Meet Christina Fattore, our newest Associate on Upfront’s investment team. With a clinical background and hands-on experience scaling healthcare systems across diverse networks, Christina brings a valuable operator lens to the team and firm.
If you're a founder building in the healthcare space, be sure to reach out to her and say hello.
Now, over to Christina to share more about her background and what brought her to Upfront!
When I moved to LA six years ago, I had no job, no car, and no real plan - just a freshly minted master’s in Clinical Nutrition and the determination to become a Registered Dietitian. After growing up in Connecticut, attending NYU, and quickly losing interest in dressing for three seasons before noon, I knew I wanted something different - something grounded in science, impact, and helping people heal.
My first job was as a staff dietitian at an eating disorder treatment center in Beverly Hills, just after completing clinical rotations across transplant, ICU, oncology, and emergency units at a high-acuity, low-income hospital in Newark, New Jersey. I expected contrast: different patients, different resources, different challenges. But the barriers to care were the same. I once spent hours rewriting insurance forms for a teenage patient - replacing “weight stable” with “bradycardic and orthostatic,” then “no new concerns” with “continued hair loss and blue extremities,” trying to make clear just how sick she still was. She lost coverage anyway. Wherever I worked, the system found new ways to fail the people it was meant to serve. To change that, I knew I had to understand how those decisions were actually made.

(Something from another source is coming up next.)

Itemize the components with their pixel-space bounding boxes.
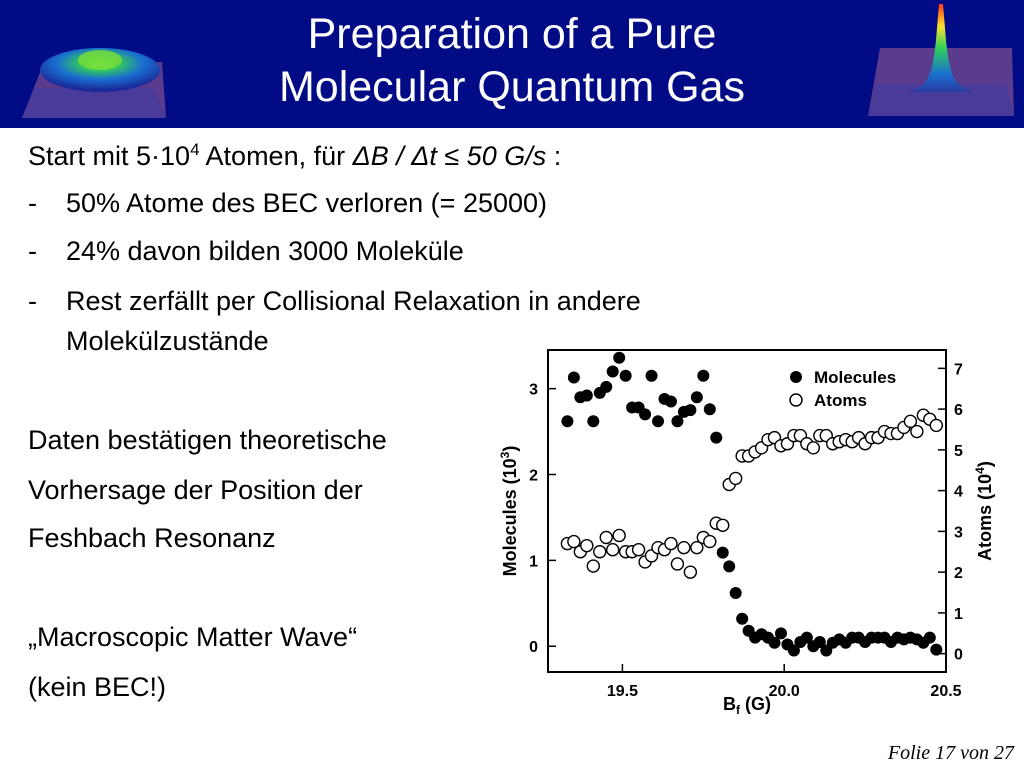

At Optum, I worked in risk adjustment - learning how healthcare uses complex coding to turn clinical conditions into reimbursement strategies, where the right combination of diagnoses can mean the difference between profit and loss. Later, at Equip and Fay, I led clinical partnerships with academic medical centers, IPAs, nonprofits, and health systems - working across stakeholders to bring patients the kind of modern care and resources mine never had.
These roles didn’t make me cynical, they gave me context. I watched promising digital tools fail because they couldn’t work in real care settings. I saw clinical models stall because the teams building them had never sat across from a patient whose coverage had just been denied. That conviction is what brought me to venture, to Upfront, and to a team focused on building healthcare’s next chapter from the ground up.
Two areas I’m especially eager to explore (and where I see real transformation already underway) are:
AI-driven care delivery transformation. For the first time, AI has the potential to fundamentally change how care is delivered - not just through administrative efficiency, but by augmenting clinical decision-making and personalizing treatment at scale. Too many people talk about AI in health tech using buzzwords while failing to understand its application in actual care delivery.
The metabolic health revolution. We're witnessing a significant shift from episodic intervention to long-term, outcomes-driven engagement that addresses root causes rather than symptoms.
I'm a clinician turned operator turned investor, still asking the same question I started with: how do we build something better?